Se préparer à son dernier chez soi

Je ne vous parle pas de ce qu’il faut mettre dans la valise ou du déménagement en soi. Non, se préparer à cette éventualité doit, idéalement, commencer un an avant l’échéance. Cela implique de prendre conscience qu’on va devoir s’en aller dans quelques mois. Ce laps de temps va permettre d’effectuer toutes les démarches administratives inhérentes à cette situation :

– Vente ou transmission de son habitat actuel ;
– Démarches administratives : résiliation des contrats d’assurance et autres abonnements, information des services concernés par le changement, dossiers pour bénéficier d’aides financières (en fonction du niveau de revenu, de dépendance ou encore d’établissement choisi et de région) ;
– Définition du dernier chez soi : en fonction de la localisation, des besoins et des ressources, les solutions peuvent être différentes ;
– Recherche du dernier chez soi : les places sont parfois chères, il faut donc s’y prendre plusieurs mois à l’avance pour espérer trouver l’alternative qui convient le mieux.

EHPAD, résidences services seniors ou

Bien souvent on croit le choix limité à l’une ou l’autre de ces structures.

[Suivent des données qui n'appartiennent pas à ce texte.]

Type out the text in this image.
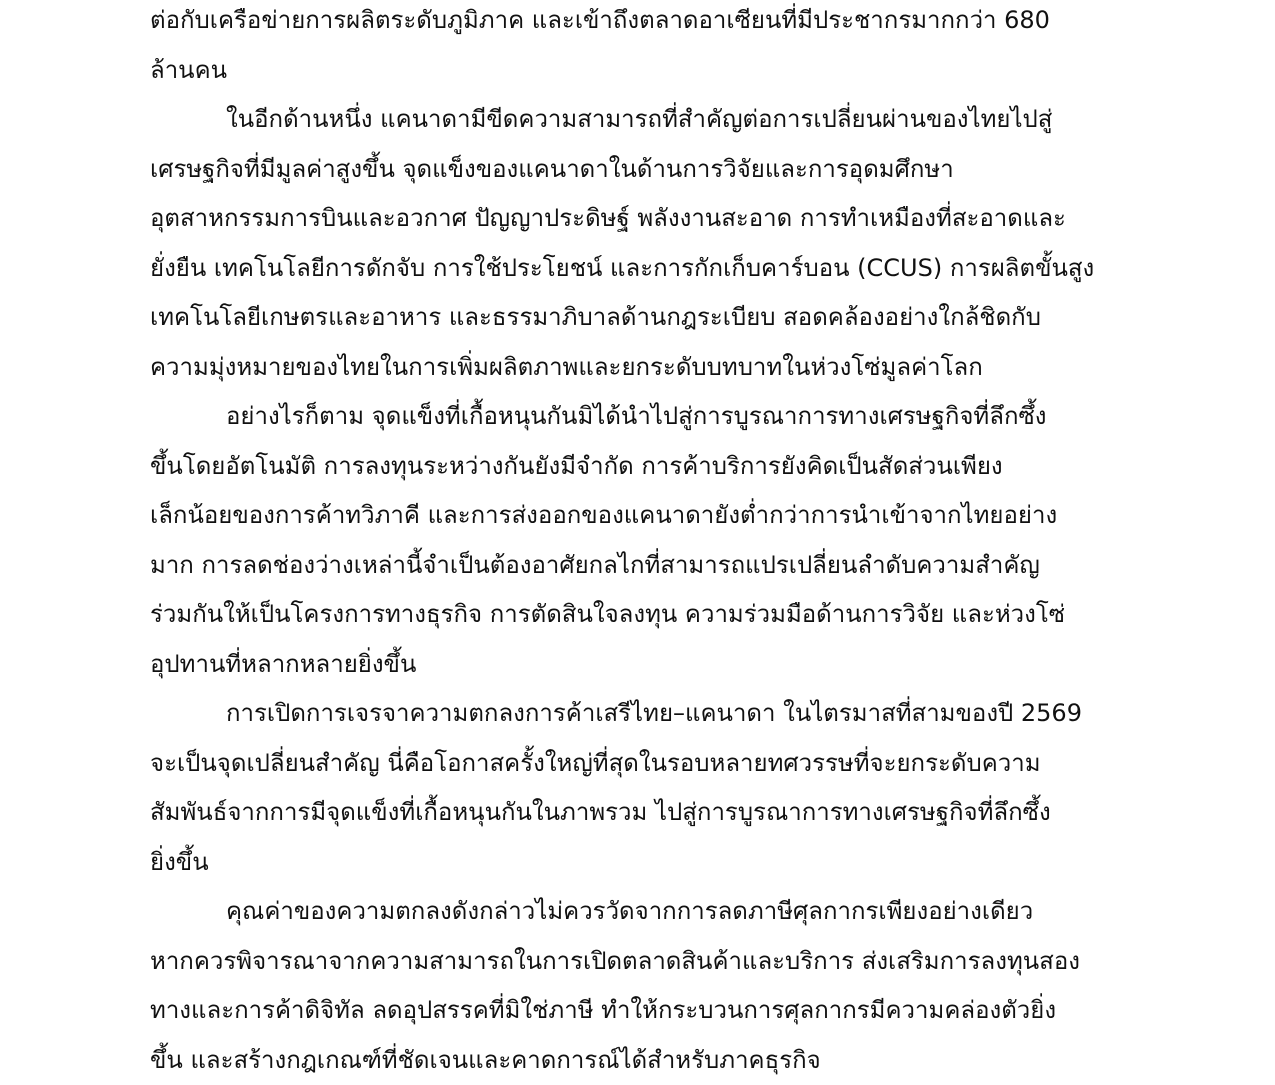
ต่อกับเครือข่ายการผลิตระดับภูมิภาค และเข้าถึงตลาดอาเซียนที่มีประชากรมากกว่า 680
ล้านคน
ในอีกด้านหนึ่ง แคนาดามีขีดความสามารถที่สำคัญต่อการเปลี่ยนผ่านของไทยไปสู่
เศรษฐกิจที่มีมูลค่าสูงขึ้น จุดแข็งของแคนาดาในด้านการวิจัยและการอุดมศึกษา
อุตสาหกรรมการบินและอวกาศ ปัญญาประดิษฐ์ พลังงานสะอาด การทำเหมืองที่สะอาดและ
ยั่งยืน เทคโนโลยีการดักจับ การใช้ประโยชน์ และการกักเก็บคาร์บอน (CCUS) การผลิตขั้นสูง
เทคโนโลยีเกษตรและอาหาร และธรรมาภิบาลด้านกฎระเบียบ สอดคล้องอย่างใกล้ชิดกับ
ความมุ่งหมายของไทยในการเพิ่มผลิตภาพและยกระดับบทบาทในห่วงโซ่มูลค่าโลก
อย่างไรก็ตาม จุดแข็งที่เกื้อหนุนกันมิได้นำไปสู่การบูรณาการทางเศรษฐกิจที่ลึกซึ้ง
ขึ้นโดยอัตโนมัติ การลงทุนระหว่างกันยังมีจำกัด การค้าบริการยังคิดเป็นสัดส่วนเพียง
เล็กน้อยของการค้าทวิภาคี และการส่งออกของแคนาดายังต่ำกว่าการนำเข้าจากไทยอย่าง
มาก การลดช่องว่างเหล่านี้จำเป็นต้องอาศัยกลไกที่สามารถแปรเปลี่ยนลำดับความสำคัญ
ร่วมกันให้เป็นโครงการทางธุรกิจ การตัดสินใจลงทุน ความร่วมมือด้านการวิจัย และห่วงโซ่
อุปทานที่หลากหลายยิ่งขึ้น
การเปิดการเจรจาความตกลงการค้าเสรีไทย–แคนาดา ในไตรมาสที่สามของปี 2569
จะเป็นจุดเปลี่ยนสำคัญ นี่คือโอกาสครั้งใหญ่ที่สุดในรอบหลายทศวรรษที่จะยกระดับความ
สัมพันธ์จากการมีจุดแข็งที่เกื้อหนุนกันในภาพรวม ไปสู่การบูรณาการทางเศรษฐกิจที่ลึกซึ้ง
ยิ่งขึ้น
คุณค่าของความตกลงดังกล่าวไม่ควรวัดจากการลดภาษีศุลกากรเพียงอย่างเดียว
หากควรพิจารณาจากความสามารถในการเปิดตลาดสินค้าและบริการ ส่งเสริมการลงทุนสอง
ทางและการค้าดิจิทัล ลดอุปสรรคที่มิใช่ภาษี ทำให้กระบวนการศุลกากรมีความคล่องตัวยิ่ง
ขึ้น และสร้างกฎเกณฑ์ที่ชัดเจนและคาดการณ์ได้สำหรับภาคธุรกิจ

Elles ont chacune leurs avantages et leurs inconvénients. Les EHPAD sont des structures hyper médicalisées accueillant des personnes allant du GIR 6 – légère perte d’autonomie – au GIR 1 – le stade avant les soins palliatifs -. Le suivi de chacun est standardisé, non adapté à sa pathologie et le cadre trop médical pour qu’on s’y sente chez soi. Les résidences services seniors offrent un environnement plus chaleureux, mais dès que la personne atteint le stade de GIR 4, elle est obligée de changer à nouveau d’établissement.

Le marché de la silver économie a pris en compte ce besoin de rester chez soi en proposant diverses solutions comme des détecteurs de chutes, des assistants vocaux, ou encore des piluliers connectés. Les promoteurs immobiliers ont aussi pris conscience de ce phénomène, en équipant de mieux en mieux leurs logements dans ce sens et en proposant des solutions technologiques non intrusives pour faciliter la vie de chacun. Mais, passé un certain stade, ces solutions ne suffisent plus à maintenir les personnes en perte d’autonomie chez elle.

Dès lors, des solutions d’accueil plus personnalisées commencent à émerger, telles que l’habitat partagé par exemple. Mais cette solution a ses limites car elle implique tout de même une grande autonomie ou une grande implication de l’entourage. Dès lors, l’avenir, ce sont des résidences proposant un accompagnement médical personnalisé du GIR 6 au GIR 1, privilégiant un cadre propice au ressourcement avec des appartements domotisés plus chaleureux que des chambres médicalisées. La personne doit se sentir chez elle avant tout, pas à l’hôpital ou équivalent. C’est la clé de son bien-être, car son adaptation sera probablement facilitée en sachant qu’elle peut cuisiner de chez elle si elle souhaite, avoir son repas monté si elle se sent fatiguée et parler d’égal à égal avec des personnes qui ne la considéreront pas comme « un énième malade ».

Il y a urgence, car la population française vieillit de plus en plus, mais nous manquons encore de solutions pour que nos aînés aient la dernière demeure qu’ils méritent. Le reste à charge reste encore trop important pour les familles et les solutions d’hébergements personnalisées trop peu nombreuses. C’est aux pouvoirs publics de prendre le problème à bras le corps, de saisir l’opportunité de créer de nouveaux emplois et de nouveaux leviers de croissance pour le bien-être de tous.